How will a past bankruptcy or foreclosure affect my ability to obtain a new mortgage?

If you have had a bankruptcy or foreclosure in the past, it may affect your ability to get a new mortgage. Unless the bankruptcy or foreclosure was caused by situations beyond your control, we will generally require two to four years have passed since the bankruptcy or foreclosure. Equally important is your ability to re-establish an acceptable credit history with new loans or credit cards.

I have student loans which are not yet in repayment. Should I show them as installment debts?

Any student loan which will go into repayment within the next six months should be included in the application. If you are not sure exactly what the monthly payment will be at this time, enter an estimated amount.

If other student loans are reflected on your final credit report, which will not go into repayment in the next six months, we may need to ask you for verification that repayment will not be required during this time period.

I have co-signed a loan for another person. Should I include that debt here?

Generally, a co-signed debt is considered when determining your qualifications for a mortgage. If the co-signed debt does not affect your ability to obtain a new mortgage we will leave it at that. However, if it does make a difference, we can ignore the monthly payment of the co-signed debt if you can provide verification the other person responsible for the debt has made the required payments, by obtaining copies of their cancelled checks for the last six months.

I am relocating because I have accepted a new job that I have not yet started. How should I complete the application?

Congratulations on your new job! If you will be working for the same employer, complete the application as such but enter the income you anticipate receiving at your new location.

If your employment is with a new employer, complete the application as if this were your current employer and indicate you have been there for one month. The information about the employment you will be leaving should be entered as a previous employer. We will sort out the details after you submit your loan for approval.

I am selling my current home to purchase this home. What type of documentation will be required?

If you are selling your current home to purchase your new home, we will ask you to provide a copy of the settlement or closing statement you will receive at the closing to verify your current mortgage has been paid in full and that you will have sufficient funds for our closing. Often the closing of your current home is scheduled for the same day as the closing of your new home. If that's the case, we will ask you to bring your settlement statement with you to your new mortgage closing.

I am receiving a gift from someone else. Is this an acceptable source of my down payment?

Gifts are an acceptable source of down payment, if the gift giver is related to you or your co-borrower. We will ask you for the name, address, and phone number of the gift giver, as well as the donor's relationship to you.

If your loan request is for more than 80% of the purchase price, we will need to verify you have at least 5% of the property's value in your own assets.

Prior to closing, we will verify the gift funds have been transferred to you by obtaining a copy of your bank receipt or deposit slip to verify you have deposited the gift funds into your account.

If my property's appraised value is more than the purchase price can I use the difference towards my down payment?

If you are purchasing a home, we will use the lower of the appraised value or the sales price to determine your down payment requirement.

It is still a great benefit for your financial situation if you are able to purchase a home for less than the appraised value; however our investors do not allow us to use this "instant equity" when making our loan decision.

I have had a few employers in the last few years.
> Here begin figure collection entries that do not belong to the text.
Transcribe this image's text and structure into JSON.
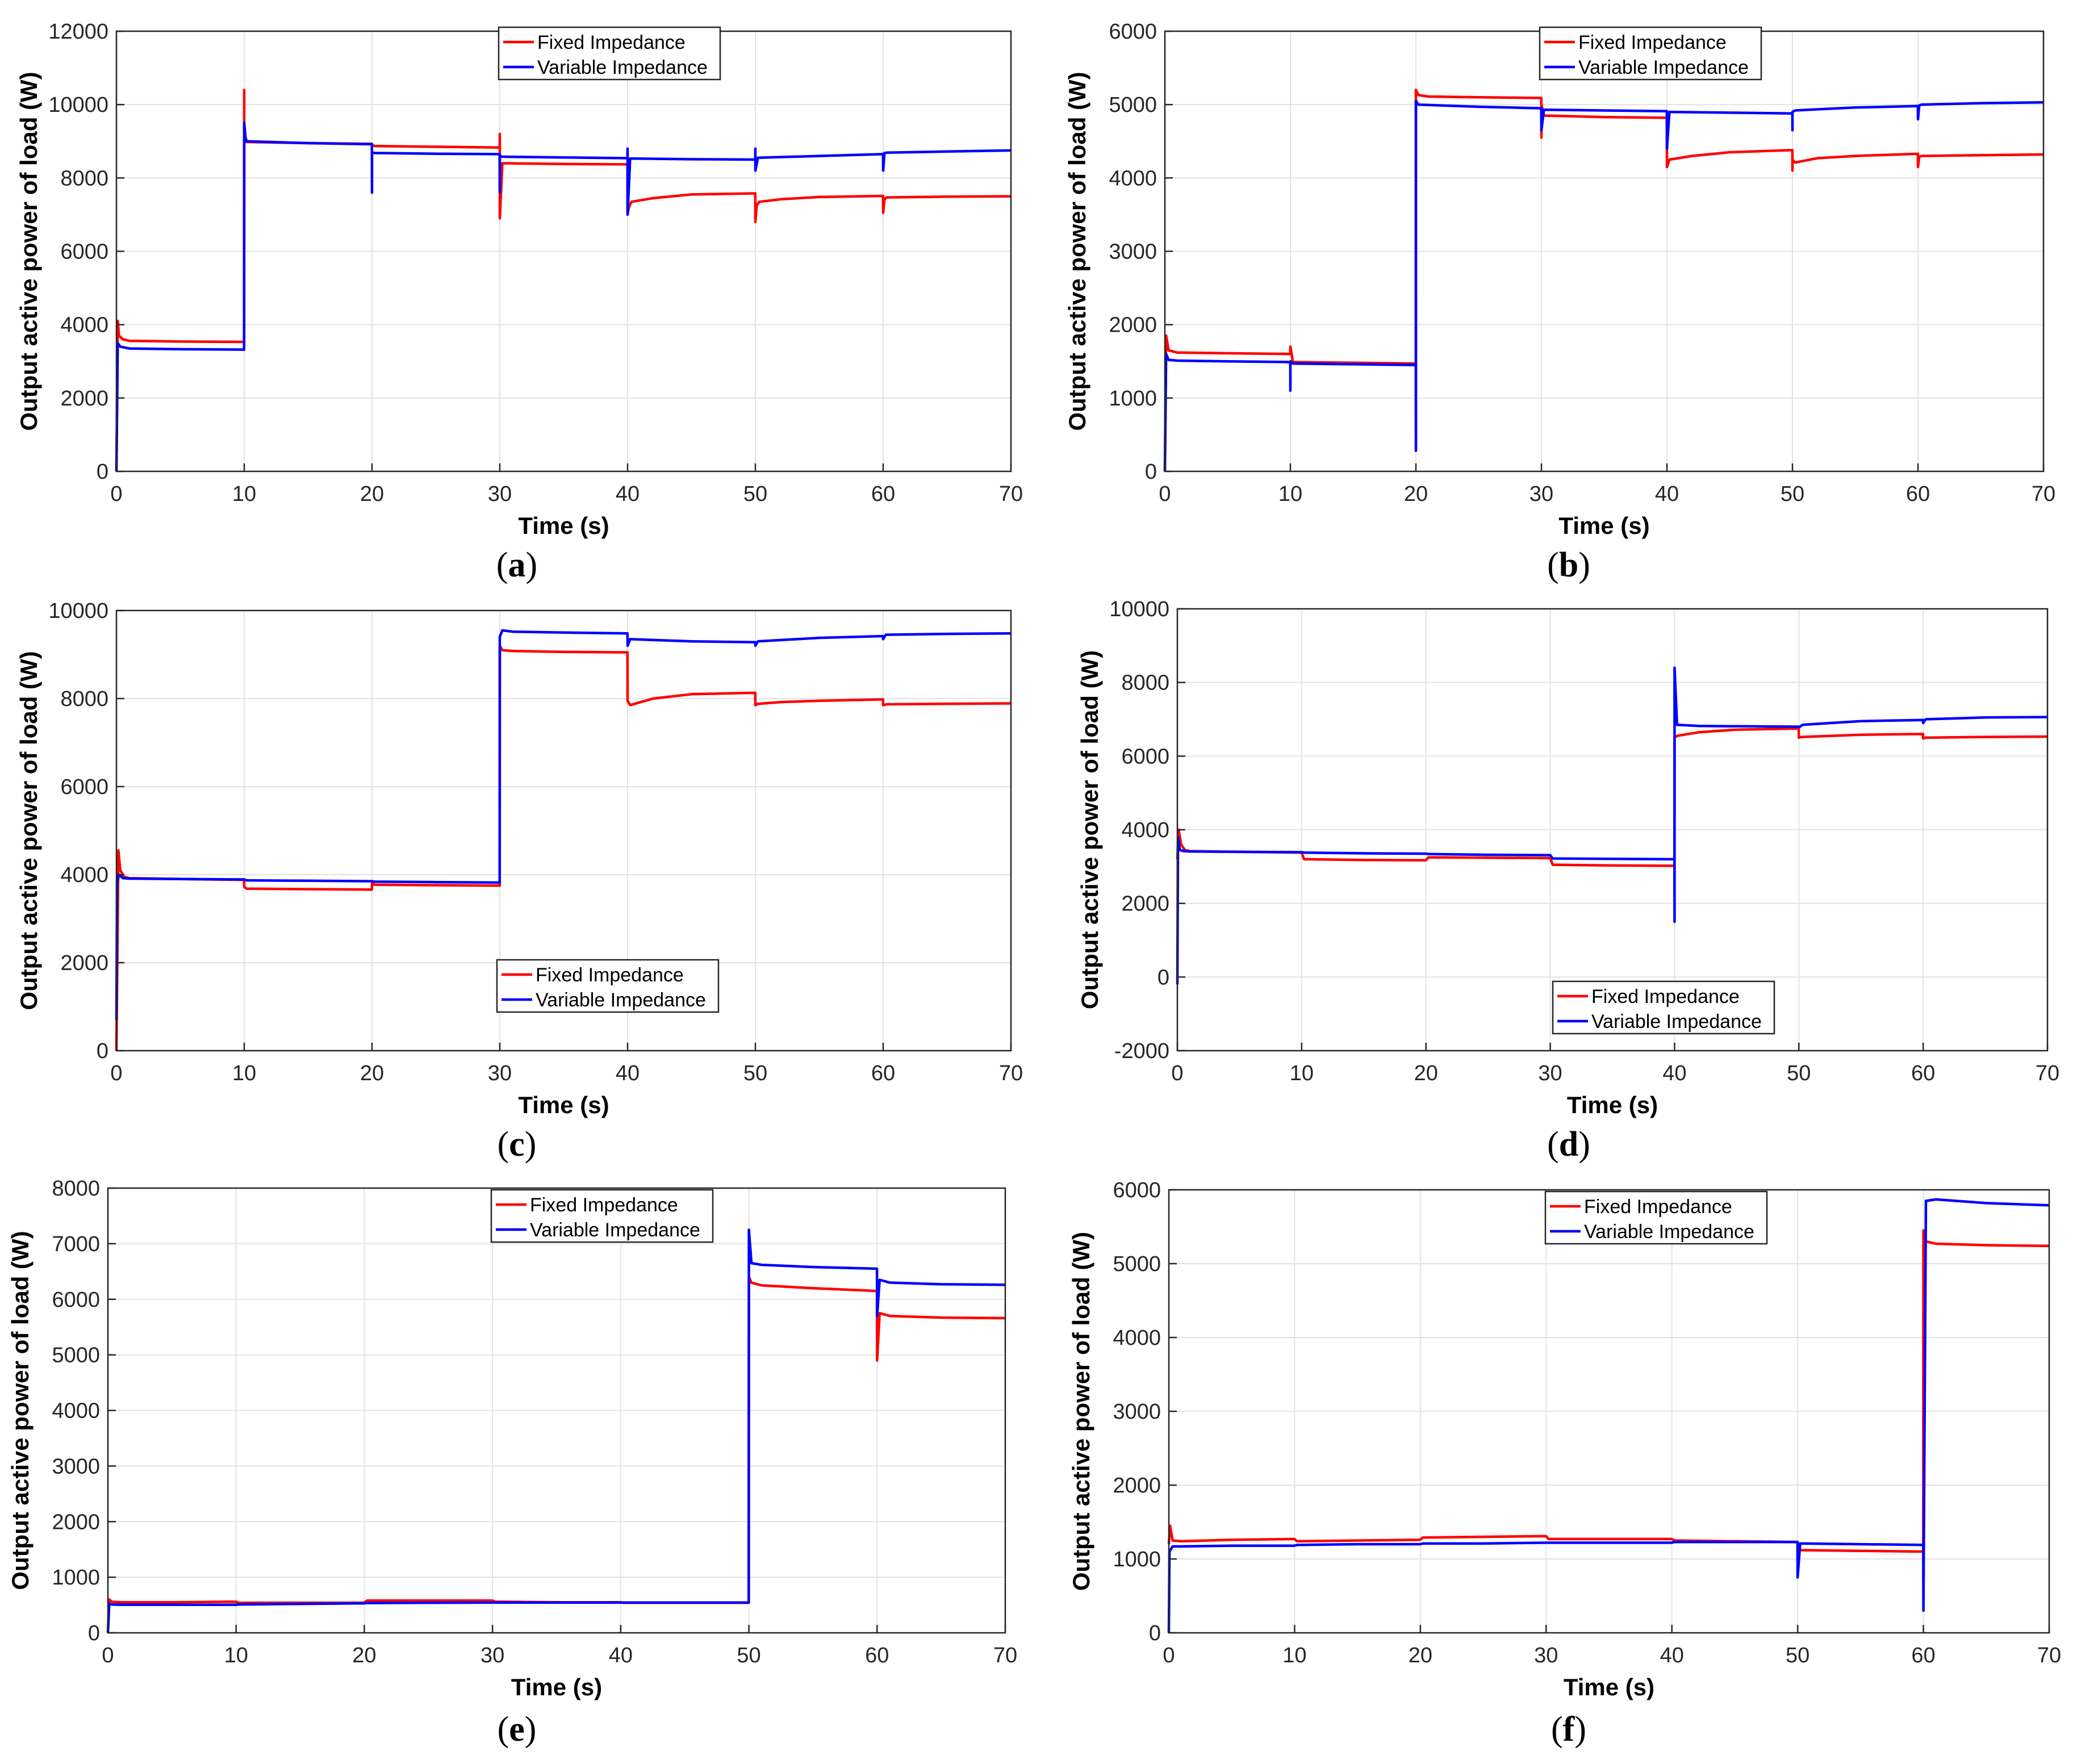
{
  "chart_data": [
    {
      "panel": "a",
      "type": "line",
      "ylabel": "Output active power of load (W)",
      "xlabel": "Time (s)",
      "xlim": [
        0,
        70
      ],
      "ylim": [
        0,
        12000
      ],
      "xticks": [
        "0",
        "10",
        "20",
        "30",
        "40",
        "50",
        "60",
        "70"
      ],
      "yticks": [
        "0",
        "2000",
        "4000",
        "6000",
        "8000",
        "10000",
        "12000"
      ],
      "legend": "top-center",
      "grid": true,
      "series": [
        {
          "name": "Fixed Impedance",
          "color": "#ff0000",
          "x": [
            0,
            0.1,
            0.2,
            0.5,
            1,
            5,
            9.99,
            10,
            10,
            10.2,
            15,
            19.99,
            20,
            20.2,
            25,
            29.99,
            30,
            30,
            30.2,
            35,
            39.99,
            40,
            40.1,
            40.3,
            42,
            45,
            49.99,
            50,
            50.1,
            50.3,
            52,
            55,
            59.99,
            60,
            60.1,
            60.3,
            65,
            70
          ],
          "y": [
            0,
            4100,
            3700,
            3600,
            3560,
            3540,
            3530,
            10400,
            9000,
            8980,
            8950,
            8930,
            8900,
            8870,
            8850,
            8830,
            9200,
            6900,
            8400,
            8380,
            8370,
            7000,
            7200,
            7350,
            7450,
            7550,
            7580,
            6800,
            7250,
            7350,
            7420,
            7480,
            7510,
            7050,
            7430,
            7470,
            7490,
            7500
          ]
        },
        {
          "name": "Variable Impedance",
          "color": "#0000ff",
          "x": [
            0,
            0.1,
            0.3,
            1,
            5,
            9.99,
            10,
            10.1,
            10.2,
            15,
            19.99,
            20,
            20,
            20.2,
            25,
            29.99,
            30,
            30,
            30.2,
            35,
            39.99,
            40,
            40,
            40.2,
            45,
            49.99,
            50,
            50,
            50.2,
            55,
            59.99,
            60,
            60.1,
            60.3,
            65,
            70
          ],
          "y": [
            0,
            3500,
            3400,
            3350,
            3330,
            3320,
            9500,
            9100,
            9000,
            8950,
            8920,
            7600,
            8700,
            8680,
            8660,
            8650,
            7600,
            8600,
            8580,
            8560,
            8540,
            8800,
            7000,
            8530,
            8510,
            8500,
            8800,
            8200,
            8550,
            8600,
            8650,
            8200,
            8680,
            8690,
            8720,
            8750
          ]
        }
      ]
    },
    {
      "panel": "b",
      "type": "line",
      "ylabel": "Output active power of load (W)",
      "xlabel": "Time (s)",
      "xlim": [
        0,
        70
      ],
      "ylim": [
        0,
        6000
      ],
      "xticks": [
        "0",
        "10",
        "20",
        "30",
        "40",
        "50",
        "60",
        "70"
      ],
      "yticks": [
        "0",
        "1000",
        "2000",
        "3000",
        "4000",
        "5000",
        "6000"
      ],
      "legend": "top-right",
      "grid": true,
      "series": [
        {
          "name": "Fixed Impedance",
          "color": "#ff0000",
          "x": [
            0,
            0.1,
            0.3,
            1,
            5,
            9.99,
            10,
            10.2,
            15,
            19.99,
            20,
            20.2,
            21,
            25,
            29.99,
            30,
            30,
            30.2,
            35,
            39.99,
            40,
            40,
            40.2,
            42,
            45,
            49.99,
            50,
            50,
            50.2,
            52,
            55,
            59.99,
            60,
            60.1,
            60.3,
            65,
            70
          ],
          "y": [
            0,
            1850,
            1650,
            1620,
            1610,
            1600,
            1700,
            1490,
            1480,
            1470,
            5200,
            5130,
            5110,
            5100,
            5090,
            4550,
            5000,
            4850,
            4830,
            4820,
            4450,
            4150,
            4250,
            4300,
            4350,
            4380,
            4100,
            4250,
            4210,
            4270,
            4300,
            4330,
            4150,
            4290,
            4300,
            4310,
            4320
          ]
        },
        {
          "name": "Variable Impedance",
          "color": "#0000ff",
          "x": [
            0,
            0.1,
            0.3,
            1,
            5,
            9.99,
            10,
            10,
            10.2,
            15,
            19.99,
            20,
            20,
            20.2,
            25,
            29.99,
            30,
            30.2,
            35,
            39.99,
            40,
            40.2,
            45,
            49.99,
            50,
            50,
            50.2,
            55,
            59.99,
            60,
            60.1,
            60.3,
            65,
            70
          ],
          "y": [
            0,
            1600,
            1520,
            1510,
            1500,
            1490,
            1100,
            1500,
            1470,
            1460,
            1450,
            280,
            5050,
            5000,
            4970,
            4950,
            4650,
            4930,
            4920,
            4910,
            4400,
            4900,
            4890,
            4880,
            4650,
            4900,
            4920,
            4960,
            4980,
            4800,
            4990,
            5000,
            5020,
            5030
          ]
        }
      ]
    },
    {
      "panel": "c",
      "type": "line",
      "ylabel": "Output active power of load (W)",
      "xlabel": "Time (s)",
      "xlim": [
        0,
        70
      ],
      "ylim": [
        0,
        10000
      ],
      "xticks": [
        "0",
        "10",
        "20",
        "30",
        "40",
        "50",
        "60",
        "70"
      ],
      "yticks": [
        "0",
        "2000",
        "4000",
        "6000",
        "8000",
        "10000"
      ],
      "legend": "bottom-center",
      "grid": true,
      "series": [
        {
          "name": "Fixed Impedance",
          "color": "#ff0000",
          "x": [
            0,
            0.15,
            0.3,
            0.6,
            1,
            5,
            9.99,
            10,
            10.2,
            15,
            19.99,
            20,
            20.2,
            25,
            29.99,
            30,
            30.2,
            31,
            35,
            39.99,
            40,
            40.2,
            42,
            45,
            49.99,
            50,
            50.2,
            52,
            55,
            59.99,
            60,
            60.3,
            65,
            70
          ],
          "y": [
            0,
            4550,
            4100,
            3950,
            3920,
            3900,
            3880,
            3720,
            3680,
            3670,
            3660,
            3800,
            3770,
            3760,
            3750,
            9200,
            9100,
            9080,
            9060,
            9050,
            7950,
            7850,
            8000,
            8100,
            8130,
            7850,
            7880,
            7920,
            7950,
            7980,
            7850,
            7870,
            7880,
            7890
          ]
        },
        {
          "name": "Variable Impedance",
          "color": "#0000ff",
          "x": [
            0,
            0.05,
            0.2,
            0.5,
            1,
            5,
            9.99,
            10.2,
            15,
            19.99,
            20.2,
            25,
            29.99,
            30,
            30.2,
            31,
            35,
            39.99,
            40,
            40.2,
            45,
            49.99,
            50,
            50.2,
            55,
            59.99,
            60,
            60.2,
            65,
            70
          ],
          "y": [
            700,
            3800,
            4000,
            3920,
            3910,
            3900,
            3890,
            3870,
            3860,
            3850,
            3840,
            3830,
            3820,
            9400,
            9550,
            9520,
            9500,
            9480,
            9200,
            9350,
            9300,
            9280,
            9200,
            9300,
            9380,
            9420,
            9350,
            9450,
            9470,
            9480
          ]
        }
      ]
    },
    {
      "panel": "d",
      "type": "line",
      "ylabel": "Output active power of load (W)",
      "xlabel": "Time (s)",
      "xlim": [
        0,
        70
      ],
      "ylim": [
        -2000,
        10000
      ],
      "xticks": [
        "0",
        "10",
        "20",
        "30",
        "40",
        "50",
        "60",
        "70"
      ],
      "yticks": [
        "-2000",
        "0",
        "2000",
        "4000",
        "6000",
        "8000",
        "10000"
      ],
      "legend": "bottom-center",
      "grid": true,
      "series": [
        {
          "name": "Fixed Impedance",
          "color": "#ff0000",
          "x": [
            0,
            0.1,
            0.3,
            0.6,
            1,
            5,
            9.99,
            10.2,
            15,
            19.99,
            20.2,
            25,
            29.99,
            30.2,
            35,
            39.99,
            40,
            40.2,
            42,
            45,
            49.99,
            50,
            50.2,
            55,
            59.99,
            60,
            60.2,
            65,
            70
          ],
          "y": [
            3200,
            4000,
            3600,
            3450,
            3420,
            3400,
            3380,
            3200,
            3180,
            3170,
            3250,
            3240,
            3230,
            3050,
            3030,
            3020,
            6500,
            6550,
            6650,
            6720,
            6750,
            6500,
            6520,
            6580,
            6600,
            6480,
            6500,
            6520,
            6530
          ]
        },
        {
          "name": "Variable Impedance",
          "color": "#0000ff",
          "x": [
            0,
            0.05,
            0.2,
            0.5,
            1,
            5,
            9.99,
            10.2,
            15,
            19.99,
            20.2,
            25,
            29.99,
            30.2,
            35,
            39.99,
            40,
            40,
            40.2,
            42,
            45,
            49.99,
            50,
            50.3,
            55,
            59.99,
            60,
            60.2,
            65,
            70
          ],
          "y": [
            -200,
            3800,
            3450,
            3420,
            3410,
            3400,
            3390,
            3380,
            3360,
            3350,
            3340,
            3320,
            3310,
            3220,
            3210,
            3200,
            1500,
            8400,
            6850,
            6820,
            6810,
            6800,
            6780,
            6850,
            6950,
            6980,
            6900,
            7000,
            7050,
            7060
          ]
        }
      ]
    },
    {
      "panel": "e",
      "type": "line",
      "ylabel": "Output active power of load (W)",
      "xlabel": "Time (s)",
      "xlim": [
        0,
        70
      ],
      "ylim": [
        0,
        8000
      ],
      "xticks": [
        "0",
        "10",
        "20",
        "30",
        "40",
        "50",
        "60",
        "70"
      ],
      "yticks": [
        "0",
        "1000",
        "2000",
        "3000",
        "4000",
        "5000",
        "6000",
        "7000",
        "8000"
      ],
      "legend": "top-center",
      "grid": true,
      "series": [
        {
          "name": "Fixed Impedance",
          "color": "#ff0000",
          "x": [
            0,
            0.1,
            0.3,
            1,
            5,
            9.99,
            10.2,
            15,
            19.99,
            20.2,
            25,
            29.99,
            30.2,
            35,
            39.99,
            40.2,
            45,
            49.99,
            50,
            50.2,
            51,
            55,
            59.99,
            60,
            60.2,
            61,
            65,
            70
          ],
          "y": [
            0,
            600,
            560,
            550,
            550,
            560,
            540,
            540,
            540,
            580,
            580,
            580,
            560,
            550,
            550,
            540,
            540,
            540,
            6400,
            6300,
            6250,
            6200,
            6150,
            4900,
            5750,
            5700,
            5670,
            5660
          ]
        },
        {
          "name": "Variable Impedance",
          "color": "#0000ff",
          "x": [
            0,
            0.1,
            0.3,
            1,
            5,
            9.99,
            10.2,
            15,
            19.99,
            20.2,
            25,
            29.99,
            30.2,
            35,
            39.99,
            40.2,
            45,
            49.99,
            50,
            50.2,
            51,
            55,
            59.99,
            60,
            60.2,
            61,
            65,
            70
          ],
          "y": [
            0,
            520,
            510,
            505,
            505,
            505,
            510,
            520,
            530,
            535,
            540,
            545,
            545,
            545,
            545,
            545,
            545,
            545,
            7250,
            6650,
            6620,
            6580,
            6550,
            5700,
            6350,
            6300,
            6270,
            6260
          ]
        }
      ]
    },
    {
      "panel": "f",
      "type": "line",
      "ylabel": "Output active power of load (W)",
      "xlabel": "Time (s)",
      "xlim": [
        0,
        70
      ],
      "ylim": [
        0,
        6000
      ],
      "xticks": [
        "0",
        "10",
        "20",
        "30",
        "40",
        "50",
        "60",
        "70"
      ],
      "yticks": [
        "0",
        "1000",
        "2000",
        "3000",
        "4000",
        "5000",
        "6000"
      ],
      "legend": "top-center",
      "grid": true,
      "series": [
        {
          "name": "Fixed Impedance",
          "color": "#ff0000",
          "x": [
            0,
            0.1,
            0.3,
            1,
            5,
            9.99,
            10.2,
            15,
            19.99,
            20.2,
            25,
            29.99,
            30.2,
            35,
            39.99,
            40.2,
            45,
            49.99,
            50.2,
            55,
            59.99,
            60,
            60.2,
            61,
            65,
            70
          ],
          "y": [
            1200,
            1450,
            1250,
            1240,
            1260,
            1270,
            1240,
            1250,
            1260,
            1290,
            1300,
            1310,
            1270,
            1270,
            1270,
            1250,
            1240,
            1230,
            1120,
            1110,
            1100,
            5450,
            5300,
            5270,
            5250,
            5240
          ]
        },
        {
          "name": "Variable Impedance",
          "color": "#0000ff",
          "x": [
            0,
            0.05,
            0.3,
            1,
            5,
            9.99,
            10.2,
            15,
            19.99,
            20.2,
            25,
            29.99,
            30.2,
            35,
            39.99,
            40.2,
            45,
            49.99,
            50,
            50.2,
            55,
            59.99,
            60,
            60.2,
            61,
            65,
            70
          ],
          "y": [
            0,
            1100,
            1170,
            1170,
            1180,
            1180,
            1190,
            1200,
            1200,
            1210,
            1210,
            1220,
            1220,
            1220,
            1220,
            1230,
            1230,
            1230,
            750,
            1210,
            1200,
            1190,
            300,
            5850,
            5870,
            5820,
            5790
          ]
        }
      ]
    }
  ],
  "captions": [
    {
      "open": "(",
      "letter": "a",
      "close": ")"
    },
    {
      "open": "(",
      "letter": "b",
      "close": ")"
    },
    {
      "open": "(",
      "letter": "c",
      "close": ")"
    },
    {
      "open": "(",
      "letter": "d",
      "close": ")"
    },
    {
      "open": "(",
      "letter": "e",
      "close": ")"
    },
    {
      "open": "(",
      "letter": "f",
      "close": ")"
    }
  ]
}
Will that affect my ability to get a new mortgage?

Having changed employers frequently is typically not a hindrance to obtaining a new mortgage loan. This is particularly true if you made employment changes without having periods of time in between without employment. We will also look at your income advancements as you have changed employment.

If you are paid on a commission basis, a recent job change may be an issue since we will have a difficult time predicting your earnings without a history with your new employer.